Bütün ziraat mühendislere sesleniyorum. Sizi seçimden önce iş buluyorum diyen, seçim sonrası da kapıya koyan AKP'yi artık öğrenin. Oyunuzu alıyorlar, oyunuzu aldıktan sonra sizi kapının önüne koyuyorlar.

 Şehit yakınlarının cenazesine gittik. Şehit yakınlarının istemlerini hoş görüyoruz. En zor iş şehit ailesiyle yan yana gelmektir. Ona ne diyeceğimizi bilemiyoruz. Bir annenin yüreği eğer feryat ediyorsa onu bütün dünya duyar. Artık çocukların babalarını toprağa verdiği bir dönem yaşıyoruz.

Allah evlat acısı vermesin derler. O büyük acıdır. Biz birlikte yaşamak, bir derde ortak olmak istiyoruz. Sitemlerin hepsini anlayışla karşılıyorum. Çünkü onların sitem etmeye hakları var. Analar başka analar ağlamasın derler. Acıyı ben çektim bu acıyı başkaları çekmesin.

Bu cenazelerde bizim siyaset yapmamız doğru değil. Cami avlusunda siyaset yapmak bizim kültürümüzde de yoktur. Orada siyaset yapılmaz. Dini siyasete alet etmek dine en büyük kötülüktür aslında.

Bu acıyı dindirecek olan devleti yönetenlerdir. Yani hükümetlerdir.
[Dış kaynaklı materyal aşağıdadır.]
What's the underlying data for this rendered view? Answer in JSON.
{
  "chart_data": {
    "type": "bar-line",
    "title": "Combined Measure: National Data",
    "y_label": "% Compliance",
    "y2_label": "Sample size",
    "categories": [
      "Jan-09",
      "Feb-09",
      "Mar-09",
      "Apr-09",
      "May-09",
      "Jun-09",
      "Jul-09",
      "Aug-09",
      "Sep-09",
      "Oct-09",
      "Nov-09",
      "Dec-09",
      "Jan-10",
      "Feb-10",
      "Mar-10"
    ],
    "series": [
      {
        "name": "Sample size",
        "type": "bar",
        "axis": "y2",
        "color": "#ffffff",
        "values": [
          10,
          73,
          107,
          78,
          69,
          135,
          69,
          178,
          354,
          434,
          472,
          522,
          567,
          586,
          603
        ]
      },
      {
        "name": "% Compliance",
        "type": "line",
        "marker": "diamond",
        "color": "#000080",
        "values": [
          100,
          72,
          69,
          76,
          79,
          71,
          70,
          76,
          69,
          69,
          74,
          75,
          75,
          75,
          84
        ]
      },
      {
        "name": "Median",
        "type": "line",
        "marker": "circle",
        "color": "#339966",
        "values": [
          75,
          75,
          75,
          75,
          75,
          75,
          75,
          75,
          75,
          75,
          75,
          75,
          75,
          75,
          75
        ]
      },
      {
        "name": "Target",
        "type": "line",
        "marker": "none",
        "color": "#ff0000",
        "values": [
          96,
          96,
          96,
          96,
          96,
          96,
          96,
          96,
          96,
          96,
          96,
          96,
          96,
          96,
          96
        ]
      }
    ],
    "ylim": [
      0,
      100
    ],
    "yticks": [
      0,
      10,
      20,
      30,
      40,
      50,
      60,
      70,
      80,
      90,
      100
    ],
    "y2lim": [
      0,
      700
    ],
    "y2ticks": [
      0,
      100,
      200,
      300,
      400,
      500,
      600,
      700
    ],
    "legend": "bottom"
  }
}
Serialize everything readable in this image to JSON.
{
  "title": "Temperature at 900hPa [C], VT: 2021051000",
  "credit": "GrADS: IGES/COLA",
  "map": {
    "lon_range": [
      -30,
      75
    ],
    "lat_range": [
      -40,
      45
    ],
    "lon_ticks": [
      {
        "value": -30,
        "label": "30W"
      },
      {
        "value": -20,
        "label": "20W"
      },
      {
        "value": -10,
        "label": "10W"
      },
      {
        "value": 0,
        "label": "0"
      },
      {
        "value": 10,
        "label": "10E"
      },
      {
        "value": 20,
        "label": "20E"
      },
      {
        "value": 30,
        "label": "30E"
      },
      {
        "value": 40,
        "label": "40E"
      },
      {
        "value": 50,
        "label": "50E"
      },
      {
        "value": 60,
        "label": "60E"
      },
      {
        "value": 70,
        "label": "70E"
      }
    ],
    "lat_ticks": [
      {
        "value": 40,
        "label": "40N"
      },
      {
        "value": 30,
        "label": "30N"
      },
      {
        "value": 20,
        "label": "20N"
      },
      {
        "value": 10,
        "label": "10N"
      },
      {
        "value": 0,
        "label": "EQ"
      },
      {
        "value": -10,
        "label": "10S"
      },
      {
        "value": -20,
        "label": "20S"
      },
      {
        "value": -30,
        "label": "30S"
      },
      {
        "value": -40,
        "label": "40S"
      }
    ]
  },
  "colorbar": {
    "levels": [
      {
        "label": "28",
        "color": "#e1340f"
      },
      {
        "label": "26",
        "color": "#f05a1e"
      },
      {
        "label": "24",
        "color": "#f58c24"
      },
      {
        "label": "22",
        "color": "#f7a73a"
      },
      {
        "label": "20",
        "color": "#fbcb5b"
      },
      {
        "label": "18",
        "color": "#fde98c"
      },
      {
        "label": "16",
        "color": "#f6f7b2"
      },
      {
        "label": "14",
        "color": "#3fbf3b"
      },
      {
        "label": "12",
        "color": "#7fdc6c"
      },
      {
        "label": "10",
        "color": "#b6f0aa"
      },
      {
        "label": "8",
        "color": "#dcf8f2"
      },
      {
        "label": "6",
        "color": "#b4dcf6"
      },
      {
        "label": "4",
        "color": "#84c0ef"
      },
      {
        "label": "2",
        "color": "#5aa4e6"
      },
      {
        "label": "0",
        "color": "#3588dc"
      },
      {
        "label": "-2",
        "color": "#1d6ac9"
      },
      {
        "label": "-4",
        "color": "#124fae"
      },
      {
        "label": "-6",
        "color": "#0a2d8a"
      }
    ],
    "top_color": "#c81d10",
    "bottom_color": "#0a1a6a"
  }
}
Eğer hükümet acıyı dindirmiyorsa sağlıklı yürüyen bir demokrasiye gitmesi gerekir. Polis onun emrinde, asker onun emrinde, mecliste çoğunluk ondadır. AKP, 14 yıldır Türkiye'nin hiçbir sorununu çözmemiştir.

Terörü bitireceğiz dediler. Terörsüz bir Türkiye AKP'ye teslim edilmiştir. Bugün durum ortadadır.

14 yılda Türkiye'yi bu noktaya kim getirdi? Şehitlerimizin hatırına bu soruyu kendinize sorun şehit yakınları.

Ailelere seslenmek istiyorum. Terörsüz bir Türkiye devraldılar. Terör örgütü mahkemeler kurdu, silah deposuna döndürdü şehirleri, kimse ses çıkarmadı. Bu soruyu çocuklarınızın hatırına sorun kendinize.

 Cenaze namazından sonra yumurta atıldı. Daha önce gittiğim yerlerde de yumurta atıldı bana. Savcılara dava açmayın dedim. Tepkisini göstermek demokratik haktır dedim. Ama şehit cenazesini istismar eden bir hareketi benim affetmem mümkün değil, çünkü ben dine, inanca saygılıyım.

Cebine çiğ yumurtayı koyacaksın şehit cenazesine geleceksin. Sen oraya ben Kılıçdaroğlu'na nasıl yumurta atararım diye geliyorsun. Ben senin müslümanlığını sorgularım. Sen müslüman bile olamazsın.

Birileri kalktı şehitlere kelle dedi. Şehitlere kelle diyen adamın önünde diz çöktüler. Bunların amacı din, değil, iman değil bunların tek amacı var para.

PKK ile pazarlık yaptılar. Bunların bir tanesi çıkıp siz nasıl terör örgütüyle pazarlık yaparsınız dedi mi? Bunlar insanlıktan nasibini almamışlar.

AKP ile PKK görüşüyor diye. Kaza ile CHP PKK ile görüşüyor dese ne yaparlar?

Bu yumurta atanlar AKP PKK ile görüşürken bir şey dedi mi? Bu yumurta atanlar PKK ile görüşenler kadar şerefsiz.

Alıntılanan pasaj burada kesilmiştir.